На хрен мне кукла — я не мужчина и никогда не хотела быть мужчиной, хотя были у меня любовницы, которых я терзала пристегивающимся органом, но мало, одна или две. И даже если бы она мне была нужна, кукла, совсем не время сейчас для таких подарков и не место. Но опять же не удивляюсь — если уж мы после четырехмесячной разлуки поехали купаться через минуту после того, как встретились, если он ни о чем меня не спрашивает, а потом всучивает мне пристегивающийся член и вибратор, то не исключено, что через мгновение приземлится летающая тарелка, и выглянет из нее…
— Ленчик!
“Ленчик?”
— Как сам, Ленчик?
А ведь это и вправду Ленчик — то, что он называл куклой и вывалил на песок. Это он, со связанными сзади руками и растянутым ртом, из которого торчит тряпка, позже оказавшаяся Ленчиковыми же трусами.

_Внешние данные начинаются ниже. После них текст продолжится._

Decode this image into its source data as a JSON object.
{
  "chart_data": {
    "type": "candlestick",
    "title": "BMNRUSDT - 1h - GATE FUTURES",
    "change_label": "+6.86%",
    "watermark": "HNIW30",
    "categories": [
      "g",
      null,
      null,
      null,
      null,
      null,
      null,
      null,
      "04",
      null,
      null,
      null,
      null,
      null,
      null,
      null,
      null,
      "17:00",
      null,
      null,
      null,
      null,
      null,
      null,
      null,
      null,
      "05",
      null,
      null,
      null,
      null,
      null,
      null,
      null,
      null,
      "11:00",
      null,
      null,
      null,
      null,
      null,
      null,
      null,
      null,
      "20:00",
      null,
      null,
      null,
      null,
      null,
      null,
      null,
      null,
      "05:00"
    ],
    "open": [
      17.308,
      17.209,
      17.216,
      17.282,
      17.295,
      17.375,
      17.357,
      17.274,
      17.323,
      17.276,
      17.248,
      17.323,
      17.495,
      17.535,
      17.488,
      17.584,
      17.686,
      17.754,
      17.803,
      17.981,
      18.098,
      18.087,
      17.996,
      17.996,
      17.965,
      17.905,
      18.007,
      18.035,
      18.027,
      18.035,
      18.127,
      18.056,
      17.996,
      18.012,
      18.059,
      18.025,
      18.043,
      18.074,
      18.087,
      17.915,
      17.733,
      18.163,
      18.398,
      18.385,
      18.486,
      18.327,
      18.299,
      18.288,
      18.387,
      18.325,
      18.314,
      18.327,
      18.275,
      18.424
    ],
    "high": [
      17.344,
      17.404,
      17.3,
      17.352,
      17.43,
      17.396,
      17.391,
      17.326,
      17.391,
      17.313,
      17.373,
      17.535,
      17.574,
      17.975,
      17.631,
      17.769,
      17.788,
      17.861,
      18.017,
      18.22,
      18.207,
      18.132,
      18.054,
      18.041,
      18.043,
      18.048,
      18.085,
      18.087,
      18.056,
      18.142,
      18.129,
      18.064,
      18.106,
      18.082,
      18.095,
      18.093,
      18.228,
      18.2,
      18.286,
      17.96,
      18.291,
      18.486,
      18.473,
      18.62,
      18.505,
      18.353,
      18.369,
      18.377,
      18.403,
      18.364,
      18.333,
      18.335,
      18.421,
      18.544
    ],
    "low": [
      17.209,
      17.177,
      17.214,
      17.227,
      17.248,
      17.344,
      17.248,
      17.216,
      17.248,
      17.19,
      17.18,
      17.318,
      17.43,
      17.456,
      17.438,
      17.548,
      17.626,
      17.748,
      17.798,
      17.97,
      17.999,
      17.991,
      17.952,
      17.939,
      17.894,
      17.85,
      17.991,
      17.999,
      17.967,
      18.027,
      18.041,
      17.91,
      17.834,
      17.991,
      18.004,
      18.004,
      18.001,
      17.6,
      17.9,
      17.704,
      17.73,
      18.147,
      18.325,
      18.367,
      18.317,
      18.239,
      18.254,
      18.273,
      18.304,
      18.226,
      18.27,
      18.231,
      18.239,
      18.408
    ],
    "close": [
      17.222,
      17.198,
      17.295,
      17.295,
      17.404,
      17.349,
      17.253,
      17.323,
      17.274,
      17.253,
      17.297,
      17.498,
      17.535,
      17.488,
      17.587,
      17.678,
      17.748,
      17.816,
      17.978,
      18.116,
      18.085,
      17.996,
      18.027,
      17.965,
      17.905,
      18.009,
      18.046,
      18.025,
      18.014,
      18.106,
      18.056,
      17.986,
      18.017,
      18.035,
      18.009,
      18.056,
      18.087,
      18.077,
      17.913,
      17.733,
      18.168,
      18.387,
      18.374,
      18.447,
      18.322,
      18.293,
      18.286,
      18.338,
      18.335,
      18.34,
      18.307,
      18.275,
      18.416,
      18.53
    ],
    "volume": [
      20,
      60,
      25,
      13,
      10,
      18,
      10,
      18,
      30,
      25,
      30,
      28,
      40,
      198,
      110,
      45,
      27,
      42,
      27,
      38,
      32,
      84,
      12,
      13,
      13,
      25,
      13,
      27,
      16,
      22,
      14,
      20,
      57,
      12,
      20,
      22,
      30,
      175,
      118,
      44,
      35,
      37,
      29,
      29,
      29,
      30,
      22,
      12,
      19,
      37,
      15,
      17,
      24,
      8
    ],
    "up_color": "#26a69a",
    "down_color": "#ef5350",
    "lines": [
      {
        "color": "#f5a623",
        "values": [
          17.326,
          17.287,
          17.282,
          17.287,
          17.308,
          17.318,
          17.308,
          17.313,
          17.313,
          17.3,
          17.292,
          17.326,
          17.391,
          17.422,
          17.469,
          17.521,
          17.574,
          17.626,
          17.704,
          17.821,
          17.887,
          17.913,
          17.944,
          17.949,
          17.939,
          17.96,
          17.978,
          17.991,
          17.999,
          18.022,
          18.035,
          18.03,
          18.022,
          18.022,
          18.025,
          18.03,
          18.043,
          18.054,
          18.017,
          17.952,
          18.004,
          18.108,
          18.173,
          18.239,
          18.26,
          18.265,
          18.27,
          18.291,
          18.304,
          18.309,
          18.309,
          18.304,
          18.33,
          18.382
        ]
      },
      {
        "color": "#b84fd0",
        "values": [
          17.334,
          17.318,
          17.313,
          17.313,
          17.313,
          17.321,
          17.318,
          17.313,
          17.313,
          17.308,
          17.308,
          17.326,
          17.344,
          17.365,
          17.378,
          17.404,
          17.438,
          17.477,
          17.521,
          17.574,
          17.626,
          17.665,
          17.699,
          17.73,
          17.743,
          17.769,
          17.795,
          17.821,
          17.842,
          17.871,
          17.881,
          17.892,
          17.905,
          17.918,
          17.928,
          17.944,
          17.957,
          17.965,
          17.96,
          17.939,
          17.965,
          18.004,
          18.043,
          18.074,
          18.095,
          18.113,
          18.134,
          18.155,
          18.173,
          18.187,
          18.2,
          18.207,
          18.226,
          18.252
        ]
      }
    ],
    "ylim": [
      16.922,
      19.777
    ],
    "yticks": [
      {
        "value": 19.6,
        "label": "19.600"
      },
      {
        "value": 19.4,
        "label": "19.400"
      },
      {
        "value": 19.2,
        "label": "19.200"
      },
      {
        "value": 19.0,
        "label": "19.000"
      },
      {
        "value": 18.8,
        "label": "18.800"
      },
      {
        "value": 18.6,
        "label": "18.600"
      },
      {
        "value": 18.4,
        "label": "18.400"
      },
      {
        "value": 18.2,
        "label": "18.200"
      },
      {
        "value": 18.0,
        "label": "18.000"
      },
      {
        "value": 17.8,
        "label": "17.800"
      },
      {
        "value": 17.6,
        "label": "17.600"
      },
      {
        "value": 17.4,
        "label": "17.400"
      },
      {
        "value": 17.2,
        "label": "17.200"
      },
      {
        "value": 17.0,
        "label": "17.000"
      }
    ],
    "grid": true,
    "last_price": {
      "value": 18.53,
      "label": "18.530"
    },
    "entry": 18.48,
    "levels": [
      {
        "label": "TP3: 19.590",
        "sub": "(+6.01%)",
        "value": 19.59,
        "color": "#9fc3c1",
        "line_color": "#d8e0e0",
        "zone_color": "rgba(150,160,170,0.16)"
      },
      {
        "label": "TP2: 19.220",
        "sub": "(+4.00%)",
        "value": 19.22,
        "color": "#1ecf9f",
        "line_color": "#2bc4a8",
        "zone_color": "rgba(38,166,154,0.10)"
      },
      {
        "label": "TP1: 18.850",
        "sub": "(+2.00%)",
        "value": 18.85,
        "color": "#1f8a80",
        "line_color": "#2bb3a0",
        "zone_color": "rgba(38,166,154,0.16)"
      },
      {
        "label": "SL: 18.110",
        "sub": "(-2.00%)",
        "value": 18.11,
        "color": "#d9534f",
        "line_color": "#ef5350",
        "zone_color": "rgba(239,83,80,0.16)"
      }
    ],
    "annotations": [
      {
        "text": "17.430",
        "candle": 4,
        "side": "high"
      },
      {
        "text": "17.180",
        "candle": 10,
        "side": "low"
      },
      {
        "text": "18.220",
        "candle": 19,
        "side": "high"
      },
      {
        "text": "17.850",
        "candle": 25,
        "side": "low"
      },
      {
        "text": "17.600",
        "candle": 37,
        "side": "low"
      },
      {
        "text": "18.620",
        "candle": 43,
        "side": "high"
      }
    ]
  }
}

Я даже не спрашиваю, откуда он тут — ведь вполне возможно, что из той самой тарелки, которая должна была приземлиться перед нами и которую я могла не заметить. Почему нет, сегодня ведь все возможно.
Юджин поднимает его одним рывком, прислоняя к джипу, выдергивая изо рта тряпку.
— Ты че, оглох? Я же тебя спрашиваю — как сам?
И безумные вытаращенные глаза прыгают с Корейца на меня, с меня на Корейца, который в этот момент поворачивается ко мне.